Praga é daquelas cidades que criam vício. Mas, quando se ganha o hábito de frequentar a capital checa, é natural que se comece a olhar em volta. Ora, não é preciso muito para se descobrir que ali quase ao lado há outra Praga, que ficou pelo caminho. Ou melhor, uma cidade que se desenvolveu em paralelo, que em certa época até chegou a rivalizar em protagonismo e monumentalidade com a actual capital da República Checa. No entanto, por razões históricas, sobretudo vicissitudes de ordem económica, acabou por não lhe acompanhar o andamento.

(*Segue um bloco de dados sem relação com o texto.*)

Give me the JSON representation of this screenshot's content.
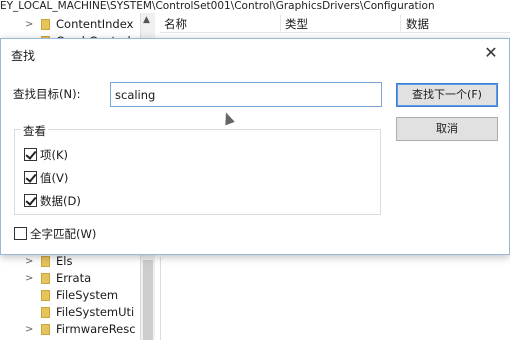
{
  "address_bar": {
    "path": "EY_LOCAL_MACHINE\\SYSTEM\\ControlSet001\\Control\\GraphicsDrivers\\Configuration"
  },
  "tree": {
    "items": [
      {
        "label": "ContentIndex",
        "chevron": ">"
      },
      {
        "label": "CrashControl",
        "chevron": ">"
      },
      {
        "label": "Els",
        "chevron": ">"
      },
      {
        "label": "Errata",
        "chevron": ">"
      },
      {
        "label": "FileSystem",
        "chevron": ""
      },
      {
        "label": "FileSystemUti",
        "chevron": ""
      },
      {
        "label": "FirmwareResc",
        "chevron": ">"
      }
    ]
  },
  "list_header": {
    "name": "名称",
    "type": "类型",
    "data": "数据"
  },
  "dialog": {
    "title": "查找",
    "find_label": "查找目标(N):",
    "find_value": "scaling",
    "find_next_button": "查找下一个(F)",
    "cancel_button": "取消",
    "look_at_group": "查看",
    "options": [
      {
        "label": "项(K)",
        "checked": true
      },
      {
        "label": "值(V)",
        "checked": true
      },
      {
        "label": "数据(D)",
        "checked": true
      }
    ],
    "match_whole": {
      "label": "全字匹配(W)",
      "checked": false
    }
  }
}
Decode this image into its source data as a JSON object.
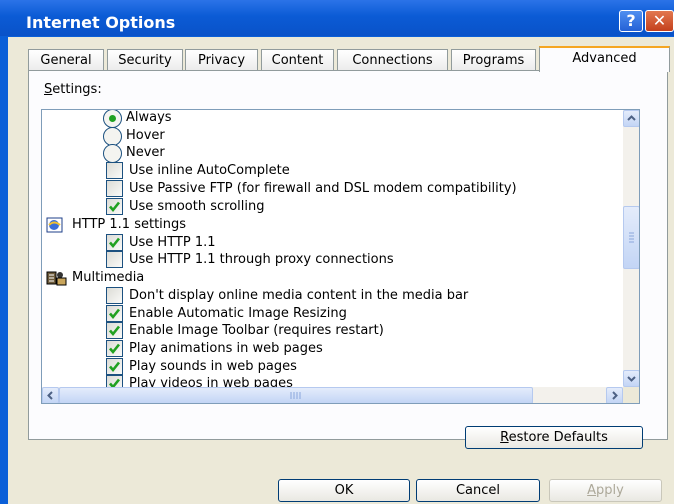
{
  "window": {
    "title": "Internet Options",
    "help_glyph": "?",
    "close_glyph": "✕"
  },
  "tabs": [
    {
      "label": "General"
    },
    {
      "label": "Security"
    },
    {
      "label": "Privacy"
    },
    {
      "label": "Content"
    },
    {
      "label": "Connections"
    },
    {
      "label": "Programs"
    },
    {
      "label": "Advanced",
      "selected": true
    }
  ],
  "settings": {
    "label_prefix": "",
    "label_underlined": "S",
    "label_rest": "ettings:",
    "items": [
      {
        "kind": "radio",
        "label": "Always",
        "checked": true
      },
      {
        "kind": "radio",
        "label": "Hover",
        "checked": false
      },
      {
        "kind": "radio",
        "label": "Never",
        "checked": false
      },
      {
        "kind": "checkbox",
        "label": "Use inline AutoComplete",
        "checked": false
      },
      {
        "kind": "checkbox",
        "label": "Use Passive FTP (for firewall and DSL modem compatibility)",
        "checked": false
      },
      {
        "kind": "checkbox",
        "label": "Use smooth scrolling",
        "checked": true
      },
      {
        "kind": "group",
        "label": "HTTP 1.1 settings",
        "icon": "ie-globe-icon"
      },
      {
        "kind": "checkbox",
        "label": "Use HTTP 1.1",
        "checked": true
      },
      {
        "kind": "checkbox",
        "label": "Use HTTP 1.1 through proxy connections",
        "checked": false
      },
      {
        "kind": "group",
        "label": "Multimedia",
        "icon": "multimedia-icon"
      },
      {
        "kind": "checkbox",
        "label": "Don't display online media content in the media bar",
        "checked": false
      },
      {
        "kind": "checkbox",
        "label": "Enable Automatic Image Resizing",
        "checked": true
      },
      {
        "kind": "checkbox",
        "label": "Enable Image Toolbar (requires restart)",
        "checked": true
      },
      {
        "kind": "checkbox",
        "label": "Play animations in web pages",
        "checked": true
      },
      {
        "kind": "checkbox",
        "label": "Play sounds in web pages",
        "checked": true
      },
      {
        "kind": "checkbox",
        "label": "Play videos in web pages",
        "checked": true
      }
    ]
  },
  "restore_button": {
    "underlined": "R",
    "rest": "estore Defaults"
  },
  "buttons": {
    "ok": "OK",
    "cancel": "Cancel",
    "apply_underlined": "A",
    "apply_rest": "pply"
  },
  "colors": {
    "title_bar": "#0b5bd5",
    "face": "#ece9d8",
    "check": "#21a121",
    "selected_tab_accent": "#f5a623"
  }
}
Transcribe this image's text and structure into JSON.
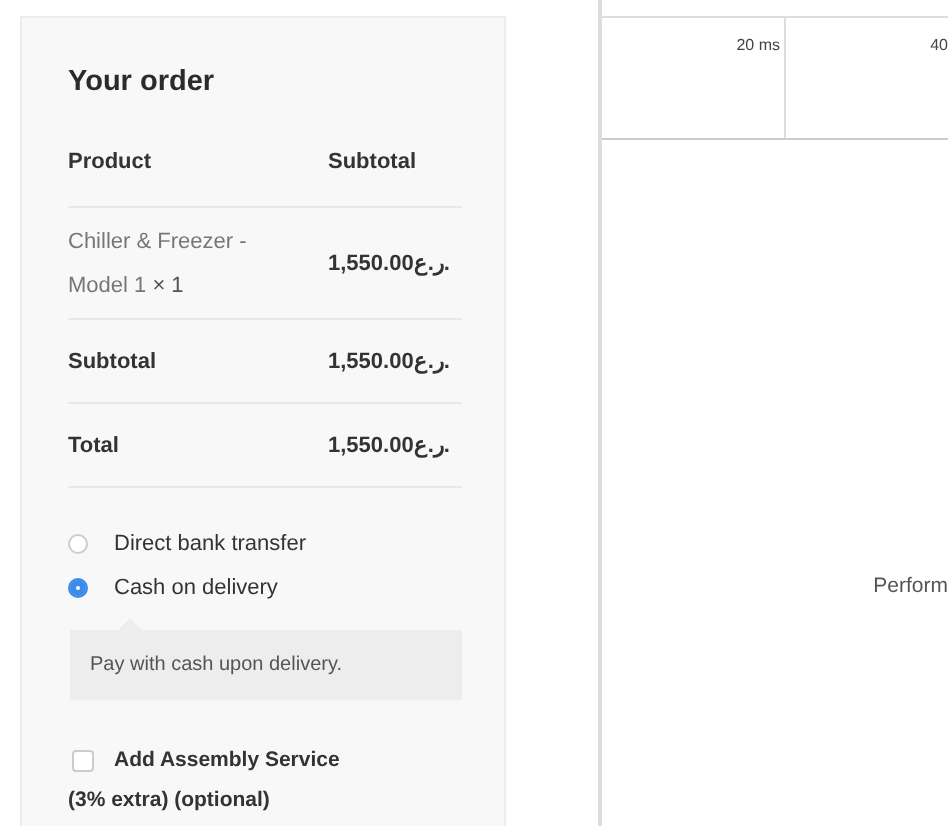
{
  "order": {
    "title": "Your order",
    "columns": [
      "Product",
      "Subtotal"
    ],
    "items": [
      {
        "name": "Chiller & Freezer - Model 1",
        "quantity": "× 1",
        "subtotal": "1,550.00ر.ع."
      }
    ],
    "totals": [
      {
        "label": "Subtotal",
        "value": "1,550.00ر.ع."
      },
      {
        "label": "Total",
        "value": "1,550.00ر.ع."
      }
    ],
    "payment_methods": [
      {
        "label": "Direct bank transfer",
        "selected": false
      },
      {
        "label": "Cash on delivery",
        "selected": true,
        "description": "Pay with cash upon delivery."
      }
    ],
    "addon": {
      "label": "Add Assembly Service (3% extra) (optional)",
      "checked": false
    }
  },
  "devtools": {
    "ticks": [
      "20 ms",
      "40"
    ],
    "message": "Perform"
  }
}
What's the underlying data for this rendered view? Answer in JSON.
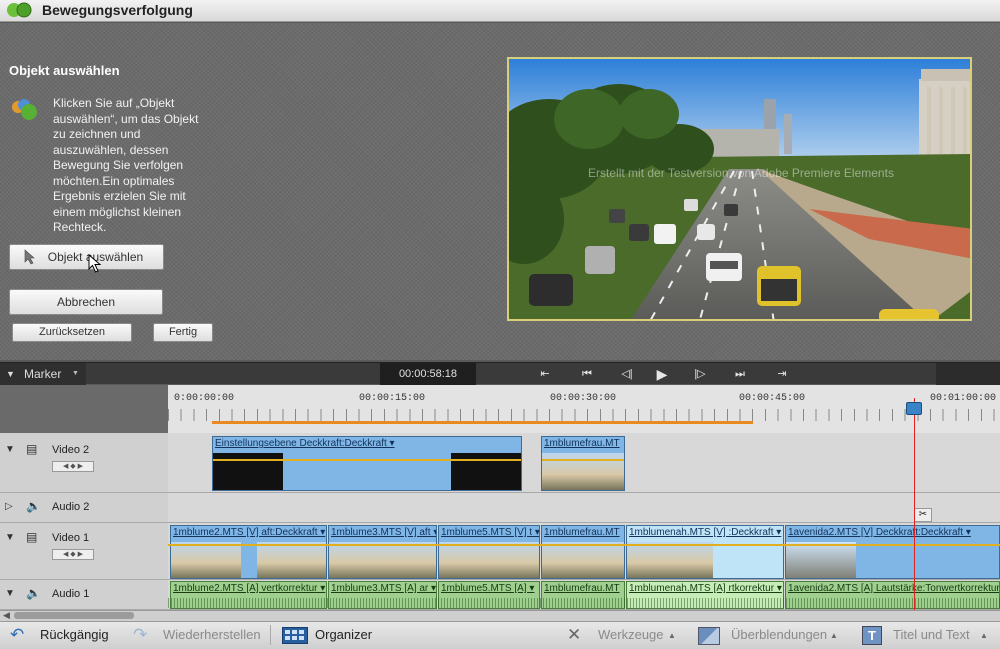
{
  "window": {
    "title": "Bewegungsverfolgung"
  },
  "panel": {
    "section_title": "Objekt auswählen",
    "instructions": "Klicken Sie auf „Objekt auswählen“, um das Objekt zu zeichnen und auszuwählen, dessen Bewegung Sie verfolgen möchten.Ein optimales Ergebnis erzielen Sie mit einem möglichst kleinen Rechteck.",
    "select_object_button": "Objekt auswählen",
    "cancel_button": "Abbrechen",
    "reset_button": "Zurücksetzen",
    "done_button": "Fertig"
  },
  "preview": {
    "watermark": "Erstellt mit der Testversion von Adobe Premiere Elements"
  },
  "timeline_toolbar": {
    "marker_label": "Marker",
    "timecode": "00:00:58:18"
  },
  "ruler": {
    "ticks": [
      "0:00:00:00",
      "00:00:15:00",
      "00:00:30:00",
      "00:00:45:00",
      "00:01:00:00"
    ]
  },
  "tracks": [
    {
      "name": "Video 2",
      "type": "video"
    },
    {
      "name": "Audio 2",
      "type": "audio"
    },
    {
      "name": "Video 1",
      "type": "video"
    },
    {
      "name": "Audio 1",
      "type": "audio"
    }
  ],
  "clips": {
    "video2": [
      {
        "label": "Einstellungsebene Deckkraft:Deckkraft ▾"
      },
      {
        "label": "1mblumefrau.MT"
      }
    ],
    "video1": [
      {
        "label": "1mblume2.MTS [V] aft:Deckkraft ▾"
      },
      {
        "label": "1mblume3.MTS [V] aft ▾"
      },
      {
        "label": "1mblume5.MTS [V] t ▾"
      },
      {
        "label": "1mblumefrau.MT"
      },
      {
        "label": "1mblumenah.MTS [V] :Deckkraft ▾"
      },
      {
        "label": "1avenida2.MTS [V] Deckkraft:Deckkraft ▾"
      }
    ],
    "audio1": [
      {
        "label": "1mblume2.MTS [A] vertkorrektur ▾"
      },
      {
        "label": "1mblume3.MTS [A] ar ▾"
      },
      {
        "label": "1mblume5.MTS [A] ▾"
      },
      {
        "label": "1mblumefrau.MT"
      },
      {
        "label": "1mblumenah.MTS [A] rtkorrektur ▾"
      },
      {
        "label": "1avenida2.MTS [A] Lautstärke:Tonwertkorrektur"
      }
    ]
  },
  "bottom_bar": {
    "undo": "Rückgängig",
    "redo": "Wiederherstellen",
    "organizer": "Organizer",
    "tools": "Werkzeuge",
    "transitions": "Überblendungen",
    "titles": "Titel und Text"
  },
  "colors": {
    "video_clip": "#7fb6e6",
    "audio_clip": "#9fd08f",
    "playhead": "#d22222",
    "preview_border": "#d8cf78"
  }
}
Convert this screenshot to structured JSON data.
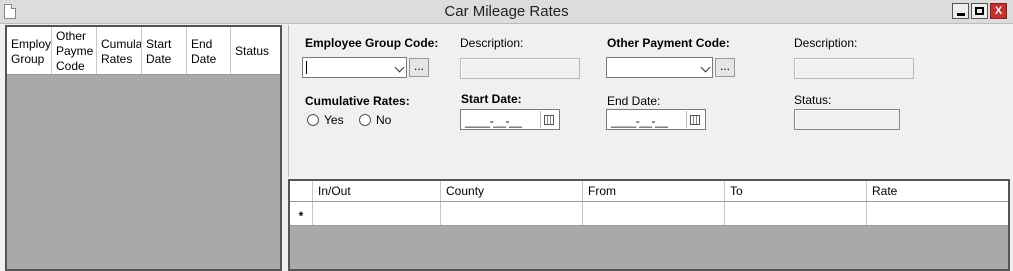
{
  "window": {
    "title": "Car Mileage Rates",
    "min_symbol": "",
    "max_symbol": "",
    "close_symbol": "X"
  },
  "left_list": {
    "columns": [
      "Employ\nGroup",
      "Other\nPayme\nCode",
      "Cumula\nRates",
      "Start\nDate",
      "End\nDate",
      "Status"
    ]
  },
  "form": {
    "employee_group_code_label": "Employee Group Code:",
    "description1_label": "Description:",
    "other_payment_code_label": "Other Payment Code:",
    "description2_label": "Description:",
    "cumulative_rates_label": "Cumulative Rates:",
    "yes_label": "Yes",
    "no_label": "No",
    "start_date_label": "Start Date:",
    "start_date_mask": "____-__-__",
    "end_date_label": "End Date:",
    "end_date_mask": "____-__-__",
    "status_label": "Status:",
    "lookup_button": "..."
  },
  "grid": {
    "columns": [
      "In/Out",
      "County",
      "From",
      "To",
      "Rate"
    ],
    "new_row_marker": "*"
  },
  "colors": {
    "panel_bg": "#f0f0f0",
    "empty_area": "#a9a9a9",
    "close_button": "#c9302c"
  }
}
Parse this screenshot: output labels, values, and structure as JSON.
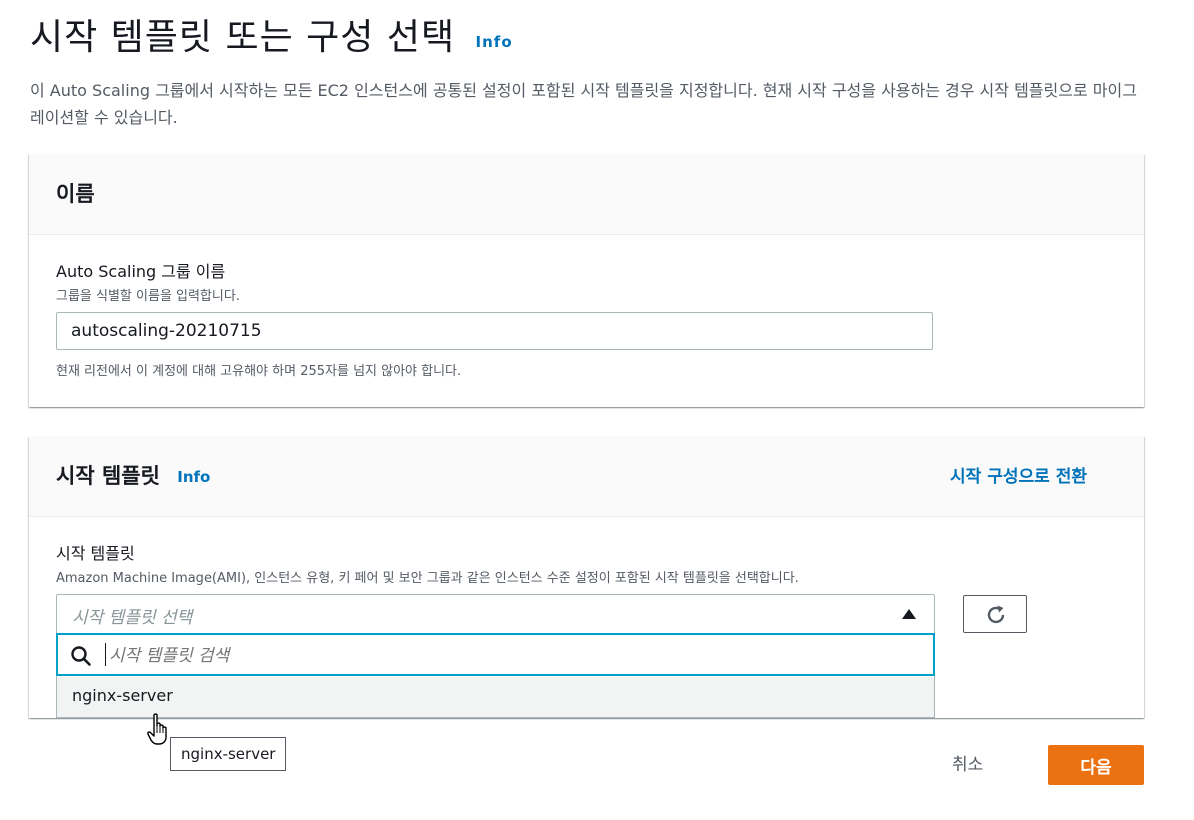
{
  "page": {
    "title": "시작 템플릿 또는 구성 선택",
    "info_label": "Info",
    "description": "이 Auto Scaling 그룹에서 시작하는 모든 EC2 인스턴스에 공통된 설정이 포함된 시작 템플릿을 지정합니다. 현재 시작 구성을 사용하는 경우 시작 템플릿으로 마이그레이션할 수 있습니다."
  },
  "name_panel": {
    "heading": "이름",
    "field_label": "Auto Scaling 그룹 이름",
    "field_description": "그룹을 식별할 이름을 입력합니다.",
    "field_value": "autoscaling-20210715",
    "constraint": "현재 리전에서 이 계정에 대해 고유해야 하며 255자를 넘지 않아야 합니다."
  },
  "template_panel": {
    "heading": "시작 템플릿",
    "info_label": "Info",
    "switch_link": "시작 구성으로 전환",
    "field_label": "시작 템플릿",
    "field_description": "Amazon Machine Image(AMI), 인스턴스 유형, 키 페어 및 보안 그룹과 같은 인스턴스 수준 설정이 포함된 시작 템플릿을 선택합니다.",
    "select_placeholder": "시작 템플릿 선택",
    "search_placeholder": "시작 템플릿 검색",
    "options": [
      "nginx-server"
    ],
    "tooltip": "nginx-server"
  },
  "footer": {
    "cancel_label": "취소",
    "next_label": "다음"
  },
  "colors": {
    "primary_button": "#ec7211",
    "link": "#0073bb",
    "focus_ring": "#00a1c9"
  },
  "icons": [
    "caret-up-icon",
    "refresh-icon",
    "search-icon",
    "hand-pointer-cursor-icon"
  ]
}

Esta Praga que não chegou a sê-lo chama-se Kutná Hora e fica no coração da Boémia Central, a apenas 65 quilómetros da capital. A planta do centro urbano, irregular e labiríntica, aparentemente sem ordem alguma, é uma das peculiaridades que primeiro saltam à vista. Acaba por fazer sentido quando se atende às causas do seu desenvolvimento na Idade Média, quando se começaram a explorar os ricos filões de prata, descobertos nas colinas circundantes, mas também naquela mesma em que assenta a cidade. Kutná Hora foi crescendo condicionada pela própria causa do seu crescimento, ou melhor, nos espaços livres deixados pela abertura de minas diz-se, aliás, que a prata era tão abundante que até se podia extrair nos sótãos das casas.

Anel de fantasia

Mas, para começar, a que se deveu esta "febre da prata"? Rebobinando: várias unidades monetárias conviveram durante séculos de indecisão na Europa Central, até a moeda de prata ser finalmente adoptada como corrente. Dada a riqueza dos jazigos de Kutná Hora, Venceslau II promoveu a cidade boémia a fábrica da moeda em 1308 e, um século depois, Venceslau IV foi mais longe e elegeu-a como residência real. Depois vieram as Descobertas, que trouxeram a concorrência da prata mais barata do Novo Mundo, ao passo que as minas checas caminharam para o natural esgotamento. Kutná Hora foi assim embalando numa plácida letargia de que não voltaria realmente a despertar. Tanto que se aponta o antigo Colégio Jesuíta, inaugurado em 1670, como a única adição de relevo introduzida no centro urbano nos últimos quatrocentos anos.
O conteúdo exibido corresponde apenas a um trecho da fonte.